Pesisir selatan – Akses jalan penghubung Nagari Pancung Taba dan Limau Gadang di Kecamatan IV Nagari bayang Utara sempat lumpuh setelah longsor menghantam kawasan Jembatan Aramco, Kampung Pancung Taba, Jumat (24/4/2026) malam. Material lumpur setebal sekitar 70 sentimeter dan batu berukuran besar menutup badan jalan setelah hujan deras mengguyur wilayah itu sejak siang.
Peristiwa yang terjadi sekitar pukul 21.00 WIB itu dipicu oleh hujan lebat yang turun tanpa henti. Kapolsek Bayang Iptu Budi Saputra,SH melalui Wakapolsek Ipda Doni Santoso membenarkan kejadian tersebut.
Ia menyebut, longsor dan golodo terjadi di titik yang sama saat curah hujan terus meningkat. Akibatnya, kendaraan roda dua maupun roda empat tidak bisa melintas menuju dua nagari tersebut.
Meski akses tertutup, peristiwa itu tidak menimbulkan korban jiwa. Warga pun sempat menunggu penanganan sebelum jalur kembali dapat dilalui.
Pada Sabtu (25/4/2026), alat berat milik Dinas PUPR Pesisir Selatan dikerahkan ke lokasi bersama unsur OPD terkait dan Bhabinkamtibmas Polsek Bayang, Aipda Riko Satria. Mereka melakukan pembersihan material longsor agar akses warga segera pulih.
Ipda Doni Santoso mengatakan, kehadiran alat berat milik Pemerintah Kabupaten Pesisir Selatan sangat membantu proses penanganan di lapangan. Pembersihan dilakukan bertahap sampai jalur kembali terbuka.

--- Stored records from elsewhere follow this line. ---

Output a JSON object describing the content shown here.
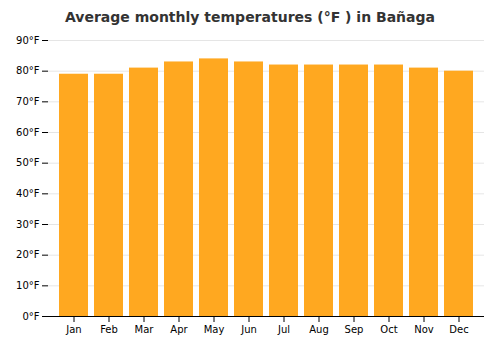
{
  "chart_data": {
    "type": "bar",
    "title": "Average monthly temperatures (°F ) in Bañaga",
    "categories": [
      "Jan",
      "Feb",
      "Mar",
      "Apr",
      "May",
      "Jun",
      "Jul",
      "Aug",
      "Sep",
      "Oct",
      "Nov",
      "Dec"
    ],
    "values": [
      79,
      79,
      81,
      83,
      84,
      83,
      82,
      82,
      82,
      82,
      81,
      80
    ],
    "color": "#FFA820",
    "ylim": [
      0,
      90
    ],
    "yticks": [
      {
        "value": 0,
        "label": "0°F"
      },
      {
        "value": 10,
        "label": "10°F"
      },
      {
        "value": 20,
        "label": "20°F"
      },
      {
        "value": 30,
        "label": "30°F"
      },
      {
        "value": 40,
        "label": "40°F"
      },
      {
        "value": 50,
        "label": "50°F"
      },
      {
        "value": 60,
        "label": "60°F"
      },
      {
        "value": 70,
        "label": "70°F"
      },
      {
        "value": 80,
        "label": "80°F"
      },
      {
        "value": 90,
        "label": "90°F"
      }
    ],
    "grid": true
  }
}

Kepala Dinas Pekerjaan Umum dan Penataan Ruang (PUPR) Pesisir Selatan, Jaferi, S.T., M.T, mengatakan satu unit alat berat diturunkan untuk membersihkan lokasi. Ia memastikan pekerjaan penanganan sudah rampung.“alhamdulillah, saat ini jalan sudah selesai pembersihan material longsoran di Pancung Taba Limau Gadang,” ujarnya.